Le chapitre 5, « The Kirk and the Infidel », rend compte de l’échec de Hume, à deux reprises, lors de candidatures universitaires : d’abord à Édimbourg, en 1745, puis à Glasgow en 1752 (p. 130). Il décrypte les tensions intellectuelles entre Hume et les principaux philosophes contemporains, dont Francis Hutcheson. William Whishart avait fortement attaqué la candidature de David Hume auprès des ministres et déformé sa philosophie dans une lettre, dont on trouve le résumé dans la réponse de Hume, A Letter from a Gentleman to his Friend in Edinburg. Ces attaques portent principalement sur son scepticisme, considéré selon les normes de l’époque comme de l’athéisme (p. 132). Selon l’auteur, la réponse la plus complète et formelle de Hume sur ce point a été l’Enquête sur l’entendement humain publiée en 1748 (p. 132).

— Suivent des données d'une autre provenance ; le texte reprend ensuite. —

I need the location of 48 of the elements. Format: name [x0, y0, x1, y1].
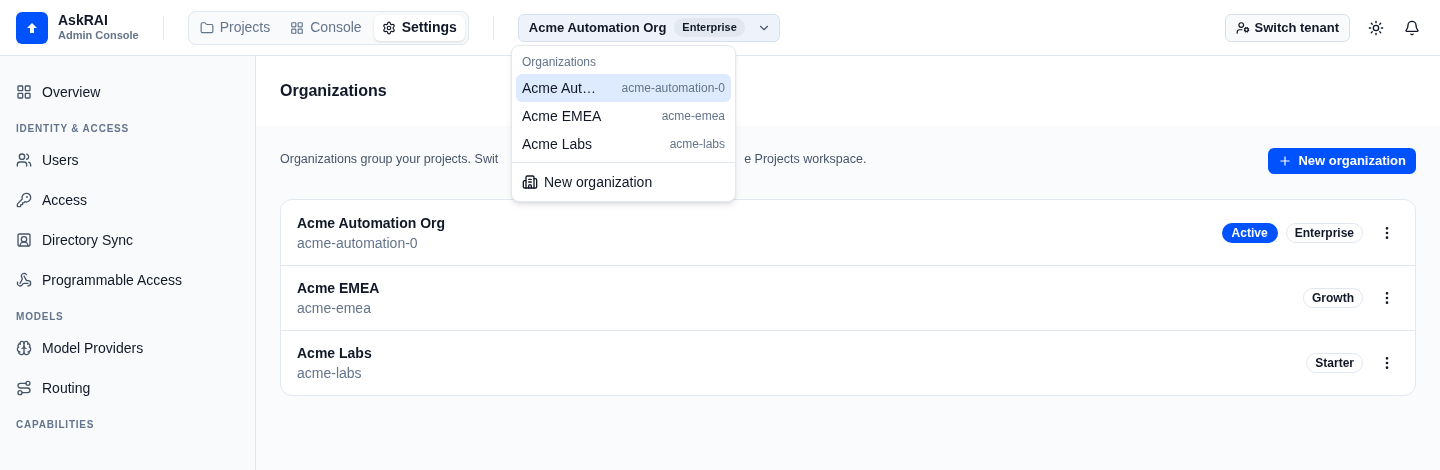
- organization-slug: acme-labs: [297, 364, 363, 383]
- organization-selector[interactable]: Acme Automation Org Enterprise: [517, 13, 780, 42]
- sidebar-section-label: IDENTITY & ACCESS: [16, 121, 131, 136]
- organization-slug: acme-automation-0: [297, 233, 419, 253]
- app-name: AskRAI: [58, 11, 109, 30]
- app-subtitle: Admin Console: [58, 29, 139, 44]
- organization-slug: acme-emea: [297, 299, 372, 318]
- sidebar-item[interactable]: Access: [16, 180, 239, 220]
- plan-badge: Enterprise: [674, 18, 745, 37]
- users-icon: [16, 152, 32, 168]
- nav-tab[interactable]: Settings: [373, 14, 465, 41]
- sidebar-item[interactable]: Users: [16, 140, 239, 180]
- key-icon: [16, 192, 32, 208]
- organization-menu-item[interactable]: Acme Aut… acme-automation-0: [516, 74, 731, 102]
- nav-tab[interactable]: Console: [282, 14, 370, 41]
- dropdown-heading: Organizations: [521, 54, 598, 71]
- grid-icon: [290, 20, 305, 35]
- sidebar-section-label: CAPABILITIES: [16, 417, 96, 432]
- grid-icon: [16, 84, 32, 100]
- organization-name: Acme EMEA: [297, 279, 380, 298]
- contact-card-icon: [16, 232, 32, 248]
- user-cog-icon: [1236, 20, 1251, 35]
- new-organization-button[interactable]: New organization: [1268, 148, 1416, 174]
- organization-row[interactable]: Acme EMEA acme-emea Growth: [281, 265, 1415, 330]
- webhook-icon: [16, 272, 32, 288]
- sidebar-section-label: MODELS: [16, 309, 65, 324]
- new-organization-menu-item[interactable]: New organization: [516, 167, 731, 197]
- nav-tab[interactable]: Projects: [191, 14, 279, 41]
- settings-icon: [381, 20, 396, 35]
- folder-icon: [199, 20, 214, 35]
- sidebar-item[interactable]: Directory Sync: [16, 220, 239, 260]
- organization-row[interactable]: Acme Automation Org acme-automation-0 Active Enterprise: [281, 200, 1415, 265]
- app-logo: [16, 11, 48, 44]
- plus-icon: [1278, 154, 1293, 168]
- sidebar-item[interactable]: Programmable Access: [16, 260, 239, 300]
- organization-menu-item[interactable]: Acme EMEA acme-emea: [516, 102, 731, 130]
- organization-row[interactable]: Acme Labs acme-labs Starter: [281, 330, 1415, 395]
- organization-name: Acme Automation Org: [297, 213, 446, 233]
- brain-icon: [16, 340, 32, 356]
- sidebar-item[interactable]: Overview: [16, 72, 239, 112]
- building-icon: [522, 174, 538, 190]
- route-icon: [16, 380, 32, 396]
- sidebar-item[interactable]: Routing: [16, 368, 239, 408]
- organization-name: Acme Labs: [297, 344, 372, 363]
- sidebar-item[interactable]: Model Providers: [16, 328, 239, 368]
- status-badge: Active: [1221, 222, 1278, 243]
- page-title: Organizations: [280, 81, 387, 101]
- switch-tenant-button[interactable]: Switch tenant: [1225, 13, 1350, 42]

Le chapitre 6, « Two Species of Philosophy, The Historical Signifiance of the First Enquiry », propose justement une étude de l’Enquête sur l’entendement humain, l’une des plus grandes œuvres de la philosophie occidentale. Il situe l’œuvre dans le contexte des relations de Hume en 1740, puis plus particulièrement de celles qu’il a entretenues avec Francis Hutcheson et son cercle (p. 161), mais envisage également l’influence des écrits d’Anthony Ashley Cooper, comte de Shaftesbury, et du contexte intellectuel de la première décade du XVIIIe siècle. L’auteur souligne le fait que l’Enquête sur l’entendement humain est une défense du scepticisme, condition nécessaire d’une compréhension l’entendement humain (p. 169).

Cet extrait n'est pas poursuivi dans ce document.